There has been a lot of attention on the ups and downs of the market.  Generally people who are heavily invested in the market feel good when their shares go up and not so good when their shares go down.  Those wanting to buy shares don’t mind the price coming down as it will make it cheaper for them to purchase shares.  Although charities worry that a downturn in the market will result in a precipitous drop in donations, the US statistics over the last few decades show that has not happened.  Irrespective of the ups and downs of the market the needs remain and philanthropists understand that a worsening economy may result in an increase in the needs.

Donating public company shares such as BCE, RBC, ScotiaBank, etc when they are worth more than you paid for them, whether a little more or a lot more, is a tax effective way to donate to your favourite charity.

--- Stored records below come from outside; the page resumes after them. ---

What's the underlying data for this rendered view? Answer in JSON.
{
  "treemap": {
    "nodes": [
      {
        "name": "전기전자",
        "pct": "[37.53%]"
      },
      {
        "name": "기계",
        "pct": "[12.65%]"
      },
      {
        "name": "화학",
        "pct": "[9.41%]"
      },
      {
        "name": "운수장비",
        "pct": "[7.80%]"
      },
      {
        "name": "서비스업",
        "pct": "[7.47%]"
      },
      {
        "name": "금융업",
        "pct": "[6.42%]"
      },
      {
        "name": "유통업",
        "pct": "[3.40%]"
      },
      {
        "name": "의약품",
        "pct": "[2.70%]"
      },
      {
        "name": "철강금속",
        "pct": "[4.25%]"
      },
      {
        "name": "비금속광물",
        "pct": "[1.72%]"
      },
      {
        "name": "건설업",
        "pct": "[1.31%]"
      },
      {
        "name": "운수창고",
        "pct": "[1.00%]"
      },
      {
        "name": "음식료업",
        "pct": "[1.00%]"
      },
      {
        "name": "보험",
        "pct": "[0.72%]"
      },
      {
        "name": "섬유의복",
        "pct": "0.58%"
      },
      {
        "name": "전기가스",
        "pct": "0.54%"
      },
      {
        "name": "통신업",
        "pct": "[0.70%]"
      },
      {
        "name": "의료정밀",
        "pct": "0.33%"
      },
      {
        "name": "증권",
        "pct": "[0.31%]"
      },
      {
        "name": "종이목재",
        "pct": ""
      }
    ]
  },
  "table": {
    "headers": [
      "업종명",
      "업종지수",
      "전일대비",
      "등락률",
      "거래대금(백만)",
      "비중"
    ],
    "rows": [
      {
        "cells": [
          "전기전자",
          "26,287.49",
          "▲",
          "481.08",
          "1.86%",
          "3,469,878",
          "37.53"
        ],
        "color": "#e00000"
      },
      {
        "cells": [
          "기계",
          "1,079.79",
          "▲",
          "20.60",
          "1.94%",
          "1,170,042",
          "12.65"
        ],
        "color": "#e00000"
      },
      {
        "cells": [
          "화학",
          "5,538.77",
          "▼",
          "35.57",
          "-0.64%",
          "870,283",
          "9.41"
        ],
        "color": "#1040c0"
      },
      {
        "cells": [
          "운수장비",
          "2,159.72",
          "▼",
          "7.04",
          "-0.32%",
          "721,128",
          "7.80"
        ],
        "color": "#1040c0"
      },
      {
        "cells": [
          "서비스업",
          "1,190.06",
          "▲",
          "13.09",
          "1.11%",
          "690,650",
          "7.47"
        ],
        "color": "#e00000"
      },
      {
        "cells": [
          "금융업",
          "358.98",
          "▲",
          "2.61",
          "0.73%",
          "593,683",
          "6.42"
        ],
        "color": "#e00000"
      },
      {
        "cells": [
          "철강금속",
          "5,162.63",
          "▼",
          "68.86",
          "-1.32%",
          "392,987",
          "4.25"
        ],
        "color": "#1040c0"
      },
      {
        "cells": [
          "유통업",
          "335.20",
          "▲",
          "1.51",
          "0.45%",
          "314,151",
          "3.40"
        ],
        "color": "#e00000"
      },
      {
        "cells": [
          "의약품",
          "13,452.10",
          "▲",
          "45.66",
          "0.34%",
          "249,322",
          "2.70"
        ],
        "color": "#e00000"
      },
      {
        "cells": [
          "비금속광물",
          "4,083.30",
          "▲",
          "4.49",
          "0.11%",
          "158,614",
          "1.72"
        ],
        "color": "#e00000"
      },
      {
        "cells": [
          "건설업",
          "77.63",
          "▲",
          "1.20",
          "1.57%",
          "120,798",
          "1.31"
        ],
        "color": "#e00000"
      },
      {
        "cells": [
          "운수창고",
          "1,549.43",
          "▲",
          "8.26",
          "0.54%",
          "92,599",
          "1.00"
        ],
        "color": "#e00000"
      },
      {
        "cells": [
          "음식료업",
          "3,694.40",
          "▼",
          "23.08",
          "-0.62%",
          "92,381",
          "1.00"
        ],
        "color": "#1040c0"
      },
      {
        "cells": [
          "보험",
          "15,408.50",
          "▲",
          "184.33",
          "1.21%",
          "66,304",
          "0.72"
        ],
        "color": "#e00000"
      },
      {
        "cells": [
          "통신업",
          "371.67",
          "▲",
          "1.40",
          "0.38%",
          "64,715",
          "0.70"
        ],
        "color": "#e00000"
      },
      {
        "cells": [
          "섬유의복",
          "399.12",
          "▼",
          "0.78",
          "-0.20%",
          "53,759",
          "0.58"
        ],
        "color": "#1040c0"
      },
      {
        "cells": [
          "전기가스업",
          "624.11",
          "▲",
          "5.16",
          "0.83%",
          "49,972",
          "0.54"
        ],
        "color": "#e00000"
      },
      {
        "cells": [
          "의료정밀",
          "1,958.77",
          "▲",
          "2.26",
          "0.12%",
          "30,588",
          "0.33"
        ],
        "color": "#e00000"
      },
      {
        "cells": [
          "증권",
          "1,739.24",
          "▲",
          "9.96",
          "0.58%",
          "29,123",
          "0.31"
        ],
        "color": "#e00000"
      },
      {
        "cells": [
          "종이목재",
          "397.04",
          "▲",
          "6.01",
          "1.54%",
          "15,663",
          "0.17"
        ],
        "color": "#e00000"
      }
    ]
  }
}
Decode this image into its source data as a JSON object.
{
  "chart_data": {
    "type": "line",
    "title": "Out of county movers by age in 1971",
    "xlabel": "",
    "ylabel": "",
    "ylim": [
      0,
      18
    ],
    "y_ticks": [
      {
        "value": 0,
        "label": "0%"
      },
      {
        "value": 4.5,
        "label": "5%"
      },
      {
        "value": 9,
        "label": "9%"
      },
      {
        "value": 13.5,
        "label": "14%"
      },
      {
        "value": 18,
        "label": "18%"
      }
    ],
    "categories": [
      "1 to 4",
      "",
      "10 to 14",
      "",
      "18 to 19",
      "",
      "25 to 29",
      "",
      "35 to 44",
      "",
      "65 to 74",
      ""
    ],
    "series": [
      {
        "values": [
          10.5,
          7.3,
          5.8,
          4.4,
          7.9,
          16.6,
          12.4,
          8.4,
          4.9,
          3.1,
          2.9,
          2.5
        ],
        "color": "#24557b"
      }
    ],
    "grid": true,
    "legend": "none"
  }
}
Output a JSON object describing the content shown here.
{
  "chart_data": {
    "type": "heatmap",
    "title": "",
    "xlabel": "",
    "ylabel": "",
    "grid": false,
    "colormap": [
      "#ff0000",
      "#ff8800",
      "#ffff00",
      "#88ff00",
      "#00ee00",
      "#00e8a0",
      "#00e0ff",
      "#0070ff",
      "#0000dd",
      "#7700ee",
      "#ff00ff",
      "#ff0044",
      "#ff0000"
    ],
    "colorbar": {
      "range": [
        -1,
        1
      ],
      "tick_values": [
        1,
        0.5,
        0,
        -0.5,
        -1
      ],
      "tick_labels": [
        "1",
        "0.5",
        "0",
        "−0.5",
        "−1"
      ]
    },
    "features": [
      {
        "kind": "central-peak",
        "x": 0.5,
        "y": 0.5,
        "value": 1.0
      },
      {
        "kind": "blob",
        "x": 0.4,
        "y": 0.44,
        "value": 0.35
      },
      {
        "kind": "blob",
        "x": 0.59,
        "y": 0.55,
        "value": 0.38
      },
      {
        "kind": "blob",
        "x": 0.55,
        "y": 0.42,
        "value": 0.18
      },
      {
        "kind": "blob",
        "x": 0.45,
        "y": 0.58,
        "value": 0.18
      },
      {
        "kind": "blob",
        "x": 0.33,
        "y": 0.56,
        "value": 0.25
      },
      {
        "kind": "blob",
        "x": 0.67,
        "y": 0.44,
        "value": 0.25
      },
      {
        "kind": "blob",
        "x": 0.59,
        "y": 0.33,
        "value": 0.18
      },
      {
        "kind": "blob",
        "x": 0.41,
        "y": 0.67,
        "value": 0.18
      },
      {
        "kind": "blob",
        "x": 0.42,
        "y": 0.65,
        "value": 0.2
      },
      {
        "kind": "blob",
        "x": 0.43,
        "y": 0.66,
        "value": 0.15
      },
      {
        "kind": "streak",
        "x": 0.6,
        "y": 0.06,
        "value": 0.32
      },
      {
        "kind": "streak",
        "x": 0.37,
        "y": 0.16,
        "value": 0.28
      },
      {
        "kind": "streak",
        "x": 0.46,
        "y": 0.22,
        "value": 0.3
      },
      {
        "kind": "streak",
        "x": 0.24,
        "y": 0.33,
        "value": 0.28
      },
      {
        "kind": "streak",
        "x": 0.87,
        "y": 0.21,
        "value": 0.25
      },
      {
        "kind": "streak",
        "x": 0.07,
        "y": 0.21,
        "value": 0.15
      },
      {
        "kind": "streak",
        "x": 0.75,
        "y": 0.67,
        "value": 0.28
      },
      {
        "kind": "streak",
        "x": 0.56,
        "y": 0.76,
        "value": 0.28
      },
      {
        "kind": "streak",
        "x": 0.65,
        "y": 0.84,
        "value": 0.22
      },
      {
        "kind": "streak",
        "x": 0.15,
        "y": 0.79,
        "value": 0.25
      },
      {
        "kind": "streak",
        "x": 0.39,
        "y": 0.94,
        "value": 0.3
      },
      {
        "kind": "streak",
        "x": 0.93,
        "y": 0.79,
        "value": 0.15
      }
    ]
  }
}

How it works – if you have public company shares that have increased in value then it is more tax efficient to donate the actual appreciated shares to a charity, rather than selling the shares and then donating the after tax cash proceeds of the sale. Some people in Ontario if they sold shares would have to pay up to 23% tax on the amount the shares have appreciated in value, but if you donate the shares to a registered charity you pay no capital gains tax on the appreciations and also get the normal tax benefit of an official donation receipt. The effect of combining this special concession with the official donation receipt results in a donor getting a greater tax credit for their donation. This advantage of donating appreciated public company shares applies to donations to registered charities. It does not apply to shares of privately held companies. The larger the amount that the public company share have appreciated, the greater benefit this type of planned gift provides. The advantage of gifts of appreciated marketable securities, in addition to their tax effectiveness, is the ease with which they can be completed.